Marcos, pai de Carlos, está pensando em depor como testemunha em ação penal em que o filho é acusado da prática de um crime hediondo. A fim de tirar todas as suas dúvidas sobre o procedimento, procura o Defensor Público que está atuando no caso para que lhe faça alguns esclarecimentos. Nessa situação, o Defensor público deverá esclarecer que
- A)a regra processual determina que Marcos está proibido de depor e, se desobrigado pela parte interessada, poderá dar o seu testemunho.
Errada, porque Marcos não está proibido de depor; ele tem faculdade legal de recusar-se, e não depende de autorização da parte interessada.
- B)poderão recusar-se a depor o ascendente ou descendente, o afim em linha reta, o cônjuge, ainda que desquitado, o irmão e o pai, a mãe, ou o filho adotivo do acusado, salvo quando não for possível, por outro modo, obter-se ou integrar-se a prova do fato e de suas circunstâncias.
Certa, pois reproduz o art. 206 do CPP, que permite a recusa a depor aos parentes próximos do acusado, salvo quando for impossível obter ou integrar a prova por outro modo.
- C)a regra processual determina que a testemunha não poderá eximir-se da obrigação de depor e, nas exceções que o Código prevê, não está o caso de Marcos.
Errada, porque o CPP prevê exceção expressa justamente para parentes próximos, e Marcos se enquadra nessa hipótese.
- D)Marcos será obrigado a depor como testemunha, já que não está em nenhuma das exceções, mas, como é pai do acusado, não prestará compromisso de dizer a verdade.
Errada, porque o ponto central não é falta de compromisso, mas a possibilidade de recusa em depor; além disso, o enunciado não trata de dispensa de compromisso como regra automática.

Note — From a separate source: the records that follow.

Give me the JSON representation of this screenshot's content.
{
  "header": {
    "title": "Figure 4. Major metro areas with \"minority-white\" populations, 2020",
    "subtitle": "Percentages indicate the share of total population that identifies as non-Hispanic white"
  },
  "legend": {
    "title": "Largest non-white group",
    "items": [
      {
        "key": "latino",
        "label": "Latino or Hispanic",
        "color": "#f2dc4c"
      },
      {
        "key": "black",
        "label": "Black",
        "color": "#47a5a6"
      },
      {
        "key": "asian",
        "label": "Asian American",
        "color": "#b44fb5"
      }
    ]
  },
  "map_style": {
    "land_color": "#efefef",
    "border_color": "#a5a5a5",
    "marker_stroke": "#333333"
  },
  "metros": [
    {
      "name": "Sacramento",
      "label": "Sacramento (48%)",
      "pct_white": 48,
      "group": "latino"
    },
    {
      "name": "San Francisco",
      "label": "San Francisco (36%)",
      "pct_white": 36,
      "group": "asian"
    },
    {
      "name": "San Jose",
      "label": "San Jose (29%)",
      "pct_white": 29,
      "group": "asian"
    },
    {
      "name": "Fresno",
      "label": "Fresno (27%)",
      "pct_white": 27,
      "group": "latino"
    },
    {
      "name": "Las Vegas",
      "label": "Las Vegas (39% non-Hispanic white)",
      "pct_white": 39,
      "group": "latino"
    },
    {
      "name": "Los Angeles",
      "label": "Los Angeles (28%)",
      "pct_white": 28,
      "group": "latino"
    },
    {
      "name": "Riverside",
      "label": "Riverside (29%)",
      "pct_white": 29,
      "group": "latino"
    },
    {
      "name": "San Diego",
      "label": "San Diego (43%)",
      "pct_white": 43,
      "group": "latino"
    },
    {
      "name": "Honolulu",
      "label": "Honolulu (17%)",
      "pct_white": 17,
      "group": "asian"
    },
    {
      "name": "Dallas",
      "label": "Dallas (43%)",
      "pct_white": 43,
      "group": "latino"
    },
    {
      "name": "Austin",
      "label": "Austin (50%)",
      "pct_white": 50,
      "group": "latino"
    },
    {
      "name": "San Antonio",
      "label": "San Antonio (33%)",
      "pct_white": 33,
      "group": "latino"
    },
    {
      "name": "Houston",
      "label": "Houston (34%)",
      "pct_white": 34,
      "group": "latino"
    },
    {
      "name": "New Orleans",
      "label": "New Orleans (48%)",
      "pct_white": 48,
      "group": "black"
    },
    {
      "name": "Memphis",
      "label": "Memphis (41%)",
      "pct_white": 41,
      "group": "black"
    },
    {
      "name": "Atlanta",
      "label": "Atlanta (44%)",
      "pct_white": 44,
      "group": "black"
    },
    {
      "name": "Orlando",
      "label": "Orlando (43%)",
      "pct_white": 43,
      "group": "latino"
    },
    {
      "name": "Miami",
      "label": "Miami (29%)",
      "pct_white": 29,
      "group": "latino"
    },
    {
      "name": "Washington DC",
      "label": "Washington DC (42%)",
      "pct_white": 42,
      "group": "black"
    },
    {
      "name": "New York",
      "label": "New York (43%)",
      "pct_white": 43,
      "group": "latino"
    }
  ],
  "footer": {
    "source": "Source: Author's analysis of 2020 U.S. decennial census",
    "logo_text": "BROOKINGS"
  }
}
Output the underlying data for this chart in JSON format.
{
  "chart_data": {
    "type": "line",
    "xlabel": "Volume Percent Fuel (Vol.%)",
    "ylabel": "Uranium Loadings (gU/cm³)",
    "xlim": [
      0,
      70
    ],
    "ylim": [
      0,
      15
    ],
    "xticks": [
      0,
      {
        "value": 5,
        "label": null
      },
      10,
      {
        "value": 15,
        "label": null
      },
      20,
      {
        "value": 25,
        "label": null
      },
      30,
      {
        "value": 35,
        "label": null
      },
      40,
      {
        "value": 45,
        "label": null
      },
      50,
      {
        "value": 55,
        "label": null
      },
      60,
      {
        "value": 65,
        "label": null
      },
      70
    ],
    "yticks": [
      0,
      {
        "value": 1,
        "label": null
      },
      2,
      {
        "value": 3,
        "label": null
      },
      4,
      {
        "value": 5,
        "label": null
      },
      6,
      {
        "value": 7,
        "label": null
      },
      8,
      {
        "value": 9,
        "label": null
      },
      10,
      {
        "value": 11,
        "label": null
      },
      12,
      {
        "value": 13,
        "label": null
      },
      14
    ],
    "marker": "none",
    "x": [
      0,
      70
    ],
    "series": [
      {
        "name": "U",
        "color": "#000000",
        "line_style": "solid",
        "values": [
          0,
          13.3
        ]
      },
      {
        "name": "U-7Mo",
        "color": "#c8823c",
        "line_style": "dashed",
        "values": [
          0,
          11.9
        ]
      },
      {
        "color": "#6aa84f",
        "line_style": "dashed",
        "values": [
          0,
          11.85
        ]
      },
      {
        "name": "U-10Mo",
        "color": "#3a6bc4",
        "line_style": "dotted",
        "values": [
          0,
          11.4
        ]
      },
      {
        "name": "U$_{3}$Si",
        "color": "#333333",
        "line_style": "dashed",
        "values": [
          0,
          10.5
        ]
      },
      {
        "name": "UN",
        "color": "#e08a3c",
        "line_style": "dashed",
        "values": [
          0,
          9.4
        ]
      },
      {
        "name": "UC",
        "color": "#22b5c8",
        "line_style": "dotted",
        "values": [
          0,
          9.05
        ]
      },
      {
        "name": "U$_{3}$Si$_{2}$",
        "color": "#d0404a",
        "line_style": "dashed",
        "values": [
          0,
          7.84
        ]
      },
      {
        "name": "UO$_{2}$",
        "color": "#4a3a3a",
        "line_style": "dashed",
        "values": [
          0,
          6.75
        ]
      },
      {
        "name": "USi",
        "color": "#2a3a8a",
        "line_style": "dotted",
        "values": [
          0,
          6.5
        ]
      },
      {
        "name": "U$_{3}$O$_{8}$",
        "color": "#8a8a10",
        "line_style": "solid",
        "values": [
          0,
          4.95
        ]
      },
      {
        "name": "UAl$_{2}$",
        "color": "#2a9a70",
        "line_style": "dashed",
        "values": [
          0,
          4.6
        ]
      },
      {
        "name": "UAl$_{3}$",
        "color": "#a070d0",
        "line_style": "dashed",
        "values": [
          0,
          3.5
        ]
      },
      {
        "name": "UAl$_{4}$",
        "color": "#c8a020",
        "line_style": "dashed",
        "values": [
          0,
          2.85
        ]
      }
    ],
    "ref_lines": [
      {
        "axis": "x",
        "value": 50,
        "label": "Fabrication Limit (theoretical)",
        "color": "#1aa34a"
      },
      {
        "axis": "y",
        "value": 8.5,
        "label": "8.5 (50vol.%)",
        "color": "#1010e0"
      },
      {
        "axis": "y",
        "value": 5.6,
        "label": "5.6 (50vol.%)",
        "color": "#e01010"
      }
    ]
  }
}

- E)o Código de Processo Penal determina que a testemunha não poderá eximir-se da obrigação de depor, não mencionando qualquer exceção.
Errada, porque o CPP menciona, sim, hipóteses de recusa a depor no art. 206.
Gabarito: B
No processo penal, a regra é que a testemunha deve depor, porque a prova testemunhal é importante para reconstruir os fatos. Só que o CPP faz uma concessão de humanidade e de lógica familiar: algumas pessoas, por laço de parentesco ou afeto muito próximo, podem recusar-se a depor. Isso está no art. 206 do CPP, que menciona, entre outros, ascendente, descendente, irmão e o cônjuge do acusado, além do pai e da mãe, inclusive o filho adotivo. A ideia é evitar que a pessoa seja colocada em conflito entre colaborar com a Justiça e proteger a própria família.